Securities Exchange Act of 1934

Federal law governing the secondary market, broker-dealers, and creating the SEC.

SIES7S63S65S66

The Securities Exchange Act of 1934 created the SEC and established ongoing disclosure requirements for publicly traded companies and rules governing secondary market trading.

Key provisions:

  • SEC creation — the Securities and Exchange Commission was established to enforce federal securities laws.
  • Broker-dealer registration — all B/Ds trading in the U.S. must register with the SEC.
  • Periodic reporting — public companies must file 10-K (annual), 10-Q (quarterly), and 8-K (current events) reports.
  • Insider trading prohibitions — Section 10(b) and Rule 10b-5 prohibit fraud and manipulation.
  • Proxy rules — governs shareholder voting and corporate governance disclosures.
  • Short-swing profit rule (Section 16) — corporate insiders (>10% shareholders, officers, directors) must return profits from buy-sell within 6 months.
  • Margin regulations — granted the Fed authority to set margin requirements (Reg T).
  • SRO authority — authorizes FINRA, MSRB, and exchanges to self-regulate.
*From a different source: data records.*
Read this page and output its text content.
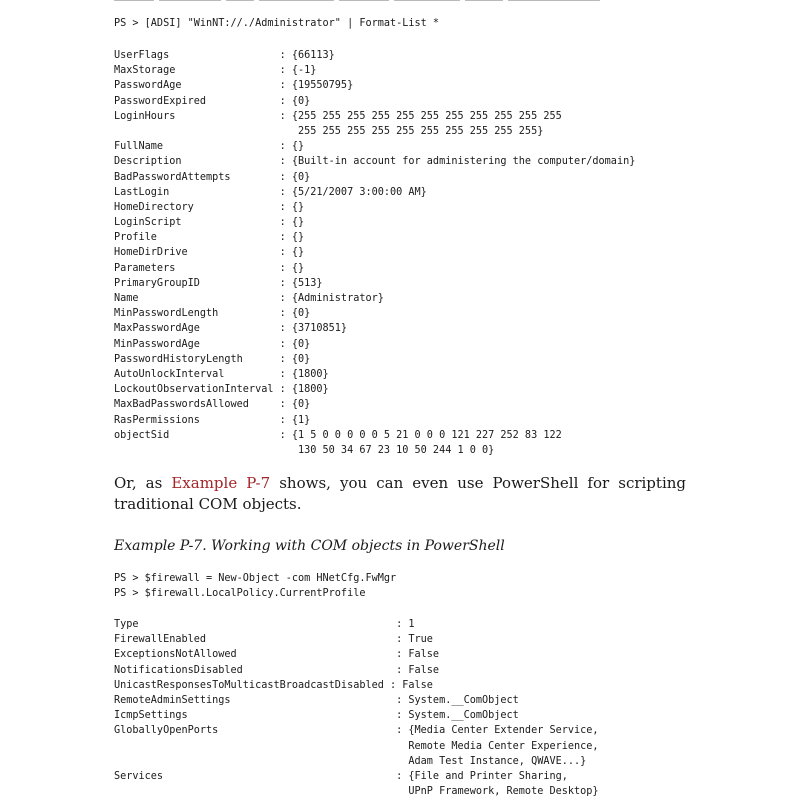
PS > [ADSI] "WinNT://./Administrator" | Format-List *
UserFlags                  : {66113}
MaxStorage                 : {-1}
PasswordAge                : {19550795}
PasswordExpired            : {0}
LoginHours                 : {255 255 255 255 255 255 255 255 255 255 255
255 255 255 255 255 255 255 255 255 255}
FullName                   : {}
Description                : {Built-in account for administering the computer/domain}
BadPasswordAttempts        : {0}
LastLogin                  : {5/21/2007 3:00:00 AM}
HomeDirectory              : {}
LoginScript                : {}
Profile                    : {}
HomeDirDrive               : {}
Parameters                 : {}
PrimaryGroupID             : {513}
Name                       : {Administrator}
MinPasswordLength          : {0}
MaxPasswordAge             : {3710851}
MinPasswordAge             : {0}
PasswordHistoryLength      : {0}
AutoUnlockInterval         : {1800}
LockoutObservationInterval : {1800}
MaxBadPasswordsAllowed     : {0}
RasPermissions             : {1}
objectSid                  : {1 5 0 0 0 0 0 5 21 0 0 0 121 227 252 83 122
130 50 34 67 23 10 50 244 1 0 0}

Or, as Example P-7 shows, you can even use PowerShell for scripting traditional COM objects.

Example P-7. Working with COM objects in PowerShell

PS > $firewall = New-Object -com HNetCfg.FwMgr
PS > $firewall.LocalPolicy.CurrentProfile
Type                                          : 1
FirewallEnabled                               : True
ExceptionsNotAllowed                          : False
NotificationsDisabled                         : False
UnicastResponsesToMulticastBroadcastDisabled : False
RemoteAdminSettings                           : System.__ComObject
IcmpSettings                                  : System.__ComObject
GloballyOpenPorts                             : {Media Center Extender Service,
Remote Media Center Experience,
Adam Test Instance, QWAVE...}
Services                                      : {File and Printer Sharing,
UPnP Framework, Remote Desktop}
Reporting thresholds: Companies with ≥$10M in assets and ≥2,000 shareholders (or ≥500 non-accredited investors) must register under the 1934 Act.

> Exam tip: The 1934 Act = secondary market + broker-dealers + SEC. The 1933 Act = primary market + new issues. Rule 10b-5 (anti-fraud) under the 1934 Act is heavily tested on the Series 7 and Series 65.